Время идет. Я поедаю время. Я воображаю себя эдаким червем, что спокойно и методично поглощает будущее – то, что на воле принято считать будущим. Мне никак нельзя предаваться отчаянью, той абулии (Абулия (греч. ) – патологическая слабость воли, безволие), которая постоянно угрожала всему, что я когда-либо пытался делать. Я так долго смотрю в пропасть, что иногда начинает казаться, будто, это пропасть всматривается в меня. У меня бывают хорошие дни, а бывают плохие. Я думаю о тех чудовищах, среди которых, совершив преступление, я очутился, об убийцах, мучителях, гнусных подонках, что стоят и смотрят, как все происходит, – и порой мне приходит в голову мысль: а не стоит ли просто взять и поставить точку. Но у меня есть обязательство – мой срок. Сегодня в мастерской я ощутил ее запах – резкий, металлический, его ни с чем не спутаешь. Это запах порошка для чистки металлов – в тот день она, должно быть, чистила серебро. Я был так счастлив, когда определил этот запах. Все казалось возможным. Казалось даже, что наступит день, когда я проснусь и в дверях, ведущих в темную комнату, ту самую, что не выходит у меня теперь из головы, появится ребенок, девочка, которую я узнаю сразу, без тени сомнения.

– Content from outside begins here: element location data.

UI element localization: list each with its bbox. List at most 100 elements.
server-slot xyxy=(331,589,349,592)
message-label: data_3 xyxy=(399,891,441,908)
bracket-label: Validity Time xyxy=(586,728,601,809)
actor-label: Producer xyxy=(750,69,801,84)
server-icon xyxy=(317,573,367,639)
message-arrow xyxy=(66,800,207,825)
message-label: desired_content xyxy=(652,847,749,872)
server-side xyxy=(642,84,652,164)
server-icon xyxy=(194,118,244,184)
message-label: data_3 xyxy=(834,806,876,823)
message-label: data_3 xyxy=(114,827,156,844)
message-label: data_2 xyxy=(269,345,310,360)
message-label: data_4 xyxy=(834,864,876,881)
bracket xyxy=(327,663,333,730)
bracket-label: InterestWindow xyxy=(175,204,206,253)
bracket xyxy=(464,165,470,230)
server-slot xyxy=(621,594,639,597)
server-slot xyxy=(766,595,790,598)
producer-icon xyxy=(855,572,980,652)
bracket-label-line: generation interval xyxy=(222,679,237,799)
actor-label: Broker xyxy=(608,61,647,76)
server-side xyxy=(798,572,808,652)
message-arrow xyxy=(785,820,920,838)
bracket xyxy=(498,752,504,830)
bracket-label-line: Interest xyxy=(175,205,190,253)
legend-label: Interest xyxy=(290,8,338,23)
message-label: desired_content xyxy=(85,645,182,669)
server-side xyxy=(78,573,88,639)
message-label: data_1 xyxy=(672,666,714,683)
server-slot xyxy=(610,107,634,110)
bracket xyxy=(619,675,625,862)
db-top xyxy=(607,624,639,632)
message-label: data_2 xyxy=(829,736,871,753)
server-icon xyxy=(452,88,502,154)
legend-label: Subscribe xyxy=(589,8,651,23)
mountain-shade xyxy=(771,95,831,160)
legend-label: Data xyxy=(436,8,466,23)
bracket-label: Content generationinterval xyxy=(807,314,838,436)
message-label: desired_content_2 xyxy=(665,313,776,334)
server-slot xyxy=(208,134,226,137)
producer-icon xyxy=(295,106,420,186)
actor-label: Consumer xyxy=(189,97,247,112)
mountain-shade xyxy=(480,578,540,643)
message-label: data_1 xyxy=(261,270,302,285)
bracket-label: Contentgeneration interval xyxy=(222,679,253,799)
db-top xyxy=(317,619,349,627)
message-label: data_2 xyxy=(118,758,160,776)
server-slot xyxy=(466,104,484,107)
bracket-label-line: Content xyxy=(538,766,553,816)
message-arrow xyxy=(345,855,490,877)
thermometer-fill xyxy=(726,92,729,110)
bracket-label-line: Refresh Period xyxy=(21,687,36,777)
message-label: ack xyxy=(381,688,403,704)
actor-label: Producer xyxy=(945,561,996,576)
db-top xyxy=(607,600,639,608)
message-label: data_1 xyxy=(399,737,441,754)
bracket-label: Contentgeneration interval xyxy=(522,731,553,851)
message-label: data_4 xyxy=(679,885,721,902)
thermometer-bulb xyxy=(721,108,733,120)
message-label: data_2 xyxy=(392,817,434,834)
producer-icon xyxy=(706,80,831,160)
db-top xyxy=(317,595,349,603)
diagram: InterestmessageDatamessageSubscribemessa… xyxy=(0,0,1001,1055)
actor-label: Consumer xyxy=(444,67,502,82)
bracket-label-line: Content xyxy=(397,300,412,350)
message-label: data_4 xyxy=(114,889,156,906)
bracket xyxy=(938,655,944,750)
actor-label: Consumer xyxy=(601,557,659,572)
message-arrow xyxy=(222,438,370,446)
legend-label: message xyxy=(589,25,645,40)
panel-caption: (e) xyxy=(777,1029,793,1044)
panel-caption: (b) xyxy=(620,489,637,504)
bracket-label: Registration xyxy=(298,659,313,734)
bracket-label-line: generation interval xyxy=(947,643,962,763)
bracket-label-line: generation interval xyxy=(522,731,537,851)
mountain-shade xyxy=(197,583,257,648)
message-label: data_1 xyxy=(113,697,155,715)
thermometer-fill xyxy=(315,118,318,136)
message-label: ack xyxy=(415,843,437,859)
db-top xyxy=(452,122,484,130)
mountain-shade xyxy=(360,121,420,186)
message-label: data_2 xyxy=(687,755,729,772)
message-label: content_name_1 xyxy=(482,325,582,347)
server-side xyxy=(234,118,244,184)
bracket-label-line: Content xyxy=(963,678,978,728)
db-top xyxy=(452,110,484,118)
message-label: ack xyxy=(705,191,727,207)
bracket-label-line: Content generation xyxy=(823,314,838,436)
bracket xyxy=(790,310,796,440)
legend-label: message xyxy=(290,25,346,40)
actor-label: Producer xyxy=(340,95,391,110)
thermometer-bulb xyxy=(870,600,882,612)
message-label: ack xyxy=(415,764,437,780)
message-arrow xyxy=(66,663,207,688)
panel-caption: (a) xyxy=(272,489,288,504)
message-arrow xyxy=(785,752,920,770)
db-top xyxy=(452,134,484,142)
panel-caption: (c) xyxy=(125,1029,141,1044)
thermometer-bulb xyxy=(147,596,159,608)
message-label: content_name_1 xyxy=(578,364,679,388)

Сейчас весна. Даже здесь мы чувствуем ее, чувствуем оживление в воздухе. На окне у меня стоят цветы, я люблю смотреть, как они питаются светом. Суд состоится через месяц. Долго он не продлится. Газетчики будут разочарованы. Я решил было попробовать опубликовать мои записки. Но нет. Я попросил инспектора Хаслета приложить эту исповедь к моему делу вместе с другими официальными документами. Он сегодня побывал у меня, здесь, в камере. Хаслет собрал исписанные страницы и взвесил их на ладони. «Это и есть моя оправдательная речь», – сказал я. Он скосил один глаз. «А тут есть про то, что вы ученый? – спросил он. – И про то, что давно знакомы с дочкой Беренса, и что деньги занимали, тоже есть?» Я улыбнулся. «Это моя версия, – сказал я, – и я ее буду придерживаться». Хаслет засмеялся. «Будет тебе, Фредди, – сказал он. – Сколько тут правды?» Он первый раз назвал меня по имени. «Сколько тут правды, инспектор? – переспросил я. – Тут все правда. И все неправда. Все – стыд. Один сплошной стыд».